At the time he signed the warrant, Magistrate Krull considered

whether this case was similar to Fremont. In Fremont, Magistrate Krull

was asked to sign a warrant to search the residence of Destiny Fremont,

a woman whose name Magistrate Krull recognized from his private

practice. 749 N.W.2d at 235. Krull had filed a custody action on behalf

of his client against Fremont, and that civil matter was pending at the

time the officer presented the warrant for Magistrate Krull’s signature.

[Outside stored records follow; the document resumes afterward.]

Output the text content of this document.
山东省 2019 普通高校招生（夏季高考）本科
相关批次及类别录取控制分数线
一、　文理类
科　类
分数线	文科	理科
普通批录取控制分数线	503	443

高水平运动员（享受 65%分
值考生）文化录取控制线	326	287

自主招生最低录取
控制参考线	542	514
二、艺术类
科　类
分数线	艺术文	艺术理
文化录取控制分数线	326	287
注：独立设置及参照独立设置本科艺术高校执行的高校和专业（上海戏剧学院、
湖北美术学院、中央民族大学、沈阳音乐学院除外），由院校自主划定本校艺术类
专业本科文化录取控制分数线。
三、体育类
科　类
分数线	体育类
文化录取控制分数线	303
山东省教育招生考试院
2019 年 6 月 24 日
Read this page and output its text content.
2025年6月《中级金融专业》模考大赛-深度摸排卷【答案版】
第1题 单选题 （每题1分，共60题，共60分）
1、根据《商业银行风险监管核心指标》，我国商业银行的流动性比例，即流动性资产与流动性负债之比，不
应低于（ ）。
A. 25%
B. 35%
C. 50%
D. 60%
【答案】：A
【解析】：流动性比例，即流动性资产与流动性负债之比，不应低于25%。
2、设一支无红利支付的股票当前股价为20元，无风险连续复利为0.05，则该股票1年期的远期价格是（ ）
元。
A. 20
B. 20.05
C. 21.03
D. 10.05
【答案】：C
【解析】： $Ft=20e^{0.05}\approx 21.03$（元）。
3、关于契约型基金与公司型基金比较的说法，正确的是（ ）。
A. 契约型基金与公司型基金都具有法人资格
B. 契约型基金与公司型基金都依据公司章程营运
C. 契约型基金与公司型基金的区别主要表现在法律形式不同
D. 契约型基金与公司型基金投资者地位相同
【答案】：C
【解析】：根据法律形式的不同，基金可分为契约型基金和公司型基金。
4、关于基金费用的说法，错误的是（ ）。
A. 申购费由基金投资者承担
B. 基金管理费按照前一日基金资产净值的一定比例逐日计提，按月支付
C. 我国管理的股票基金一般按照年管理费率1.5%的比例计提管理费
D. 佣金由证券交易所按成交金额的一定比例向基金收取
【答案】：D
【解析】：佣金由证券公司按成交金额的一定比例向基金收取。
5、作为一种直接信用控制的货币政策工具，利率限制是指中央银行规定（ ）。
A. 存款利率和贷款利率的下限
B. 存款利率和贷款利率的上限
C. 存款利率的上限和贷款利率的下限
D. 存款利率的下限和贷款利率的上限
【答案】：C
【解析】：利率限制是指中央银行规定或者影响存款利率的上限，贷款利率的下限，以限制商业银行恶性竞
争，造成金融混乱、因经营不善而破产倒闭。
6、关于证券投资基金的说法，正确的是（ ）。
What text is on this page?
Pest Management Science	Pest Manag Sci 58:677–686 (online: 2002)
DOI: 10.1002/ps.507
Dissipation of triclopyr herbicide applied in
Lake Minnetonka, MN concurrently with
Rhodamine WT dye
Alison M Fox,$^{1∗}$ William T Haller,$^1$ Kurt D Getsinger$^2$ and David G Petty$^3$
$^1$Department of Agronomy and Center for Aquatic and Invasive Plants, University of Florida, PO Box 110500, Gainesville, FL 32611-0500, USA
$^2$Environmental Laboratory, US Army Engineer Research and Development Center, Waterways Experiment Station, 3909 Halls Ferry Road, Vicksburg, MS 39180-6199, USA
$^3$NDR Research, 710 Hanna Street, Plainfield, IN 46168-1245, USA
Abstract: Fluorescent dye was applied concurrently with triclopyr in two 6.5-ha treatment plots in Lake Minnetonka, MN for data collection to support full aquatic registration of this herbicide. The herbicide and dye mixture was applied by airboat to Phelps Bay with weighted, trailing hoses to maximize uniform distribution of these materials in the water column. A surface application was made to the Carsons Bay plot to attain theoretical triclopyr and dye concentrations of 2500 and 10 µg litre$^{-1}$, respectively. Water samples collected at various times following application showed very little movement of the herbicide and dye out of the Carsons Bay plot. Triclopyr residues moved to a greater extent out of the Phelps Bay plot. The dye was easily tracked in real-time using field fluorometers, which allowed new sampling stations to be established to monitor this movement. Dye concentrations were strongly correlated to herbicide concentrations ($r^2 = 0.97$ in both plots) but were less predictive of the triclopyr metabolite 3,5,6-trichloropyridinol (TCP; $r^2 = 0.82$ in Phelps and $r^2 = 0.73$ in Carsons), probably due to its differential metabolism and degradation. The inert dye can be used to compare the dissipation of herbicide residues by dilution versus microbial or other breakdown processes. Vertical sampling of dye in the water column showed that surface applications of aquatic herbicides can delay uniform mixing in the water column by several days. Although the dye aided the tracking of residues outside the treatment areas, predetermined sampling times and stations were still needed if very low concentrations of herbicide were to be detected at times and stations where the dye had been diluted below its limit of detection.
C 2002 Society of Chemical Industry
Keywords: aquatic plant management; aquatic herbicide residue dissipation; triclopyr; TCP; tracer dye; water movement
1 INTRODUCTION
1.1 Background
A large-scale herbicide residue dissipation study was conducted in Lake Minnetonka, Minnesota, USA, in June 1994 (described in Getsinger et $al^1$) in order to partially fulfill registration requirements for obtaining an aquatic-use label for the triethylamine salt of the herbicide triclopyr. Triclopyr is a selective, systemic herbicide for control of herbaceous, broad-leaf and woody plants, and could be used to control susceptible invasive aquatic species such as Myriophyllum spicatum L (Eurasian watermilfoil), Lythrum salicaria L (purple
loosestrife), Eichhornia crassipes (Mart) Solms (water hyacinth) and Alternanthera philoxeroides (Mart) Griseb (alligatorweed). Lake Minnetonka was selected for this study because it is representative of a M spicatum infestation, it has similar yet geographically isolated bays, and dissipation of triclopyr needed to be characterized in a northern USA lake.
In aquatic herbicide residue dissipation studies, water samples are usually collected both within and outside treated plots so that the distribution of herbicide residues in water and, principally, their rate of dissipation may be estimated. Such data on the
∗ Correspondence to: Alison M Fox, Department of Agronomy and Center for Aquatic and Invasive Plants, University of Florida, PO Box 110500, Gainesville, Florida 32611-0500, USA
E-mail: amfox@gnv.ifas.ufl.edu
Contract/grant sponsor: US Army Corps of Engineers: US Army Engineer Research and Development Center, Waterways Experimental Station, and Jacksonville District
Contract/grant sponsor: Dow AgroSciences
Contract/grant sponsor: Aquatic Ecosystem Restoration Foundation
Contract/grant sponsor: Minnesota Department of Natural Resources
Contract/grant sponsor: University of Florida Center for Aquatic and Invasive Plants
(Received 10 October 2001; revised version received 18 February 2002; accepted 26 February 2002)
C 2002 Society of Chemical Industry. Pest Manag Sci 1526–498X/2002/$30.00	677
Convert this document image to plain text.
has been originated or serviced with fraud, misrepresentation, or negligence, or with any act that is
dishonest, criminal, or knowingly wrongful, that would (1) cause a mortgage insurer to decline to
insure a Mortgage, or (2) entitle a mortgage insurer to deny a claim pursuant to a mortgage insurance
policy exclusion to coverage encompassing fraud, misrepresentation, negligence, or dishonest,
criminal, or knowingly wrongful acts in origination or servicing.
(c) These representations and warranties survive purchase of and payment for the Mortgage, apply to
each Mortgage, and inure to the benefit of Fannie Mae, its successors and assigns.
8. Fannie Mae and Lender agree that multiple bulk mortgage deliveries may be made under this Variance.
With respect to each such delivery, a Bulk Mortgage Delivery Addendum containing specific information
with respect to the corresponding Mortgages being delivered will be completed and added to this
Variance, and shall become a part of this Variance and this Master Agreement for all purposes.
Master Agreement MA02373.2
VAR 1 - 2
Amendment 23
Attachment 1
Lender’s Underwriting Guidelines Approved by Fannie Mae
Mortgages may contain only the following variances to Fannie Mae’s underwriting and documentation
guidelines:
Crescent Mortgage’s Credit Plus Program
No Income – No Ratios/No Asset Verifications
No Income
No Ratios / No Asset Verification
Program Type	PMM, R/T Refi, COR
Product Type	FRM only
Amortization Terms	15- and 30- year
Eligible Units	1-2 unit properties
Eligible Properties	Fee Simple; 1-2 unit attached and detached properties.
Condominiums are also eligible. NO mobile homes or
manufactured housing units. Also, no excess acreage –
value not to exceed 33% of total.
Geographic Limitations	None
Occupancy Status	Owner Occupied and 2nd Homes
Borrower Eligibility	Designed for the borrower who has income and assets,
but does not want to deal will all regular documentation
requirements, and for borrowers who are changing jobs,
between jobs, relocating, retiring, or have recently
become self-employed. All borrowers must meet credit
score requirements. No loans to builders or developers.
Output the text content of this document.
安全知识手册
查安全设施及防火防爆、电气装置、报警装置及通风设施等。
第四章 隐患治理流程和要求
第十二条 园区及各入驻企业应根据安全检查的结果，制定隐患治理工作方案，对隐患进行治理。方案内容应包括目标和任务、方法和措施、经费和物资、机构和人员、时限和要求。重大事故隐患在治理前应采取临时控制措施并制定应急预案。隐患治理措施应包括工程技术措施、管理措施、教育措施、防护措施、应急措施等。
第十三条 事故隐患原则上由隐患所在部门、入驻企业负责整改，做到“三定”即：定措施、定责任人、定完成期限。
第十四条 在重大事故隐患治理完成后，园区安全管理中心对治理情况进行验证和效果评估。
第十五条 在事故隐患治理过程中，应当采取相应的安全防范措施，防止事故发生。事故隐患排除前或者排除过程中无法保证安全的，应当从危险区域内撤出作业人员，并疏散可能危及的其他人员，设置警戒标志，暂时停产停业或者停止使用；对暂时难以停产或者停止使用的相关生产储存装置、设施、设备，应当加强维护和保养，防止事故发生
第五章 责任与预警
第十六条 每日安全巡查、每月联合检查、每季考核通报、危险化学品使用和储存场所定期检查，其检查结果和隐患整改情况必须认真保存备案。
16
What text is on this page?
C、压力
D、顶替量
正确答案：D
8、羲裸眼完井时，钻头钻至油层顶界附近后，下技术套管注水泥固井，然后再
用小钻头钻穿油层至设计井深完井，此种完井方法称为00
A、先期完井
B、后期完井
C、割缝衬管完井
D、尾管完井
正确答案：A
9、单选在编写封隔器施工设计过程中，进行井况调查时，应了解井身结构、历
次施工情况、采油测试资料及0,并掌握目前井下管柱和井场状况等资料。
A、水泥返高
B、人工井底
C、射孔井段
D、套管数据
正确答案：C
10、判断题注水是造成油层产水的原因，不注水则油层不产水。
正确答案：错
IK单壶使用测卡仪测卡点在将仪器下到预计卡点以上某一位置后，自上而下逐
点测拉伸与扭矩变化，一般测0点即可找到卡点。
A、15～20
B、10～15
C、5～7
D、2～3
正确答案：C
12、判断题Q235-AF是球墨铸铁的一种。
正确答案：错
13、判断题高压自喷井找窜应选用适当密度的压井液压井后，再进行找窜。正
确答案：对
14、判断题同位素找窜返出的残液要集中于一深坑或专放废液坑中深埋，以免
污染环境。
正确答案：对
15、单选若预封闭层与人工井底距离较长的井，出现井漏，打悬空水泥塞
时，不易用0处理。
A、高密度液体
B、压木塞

Id. He was aware of his client’s pending civil action against Fremont, yet

he signed the warrant anyway, reasoning “that the evidence [supporting

the issuance of the warrant] was overwhelming, physical in nature, and

did not require him to evaluate the credibility of witnesses.” Id. at 235–

36. We held in Fremont that the warrant was constitutionally infirm and

vacated Fremont’s conviction because Magistrate Krull was not acting as

a neutral and detached magistrate. Id. at 243–44. Magistrate Krull

received a private admonition from the Commission for signing the

warrant in Fremont. When history repeated itself six years later,

Magistrate Krull again signed the search warrant presented to him after

concluding Fremont was distinguishable because the warrant this time

authorized the search of the home of his own client rather than the

adverse party. 5

Miller did not ask Krull to withdraw for signing the warrant to

search her residence, and he continued to represent her in the

modification action and prepare for trial. Seven days before the

scheduled trial date, the parties exchanged witness and exhibit lists. On

September 12, two days before trial, Thomas Arndt’s counsel sent Krull

an updated witness list naming Magistrate Krull as a witness relating to

his issuance of the search warrant. Arndt’s counsel filed a motion to

disqualify Krull from representing Miller. The next day the district court

judge conducted a telephonic hearing. The judge granted the motion to

disqualify Krull and continued the trial to allow Miller to retain new

counsel. His order stated:

A common fact issue in both the search warrant proceedings and this modification action is the behavior and conduct of [T.A.]. This modification action and the issuance of the warrant both impact the legal status of [T.A.]. Given the overlap and interconnection of the search warrant proceedings and this modification action, it is the opinion of the Court that the ethical rules . . . require Mr.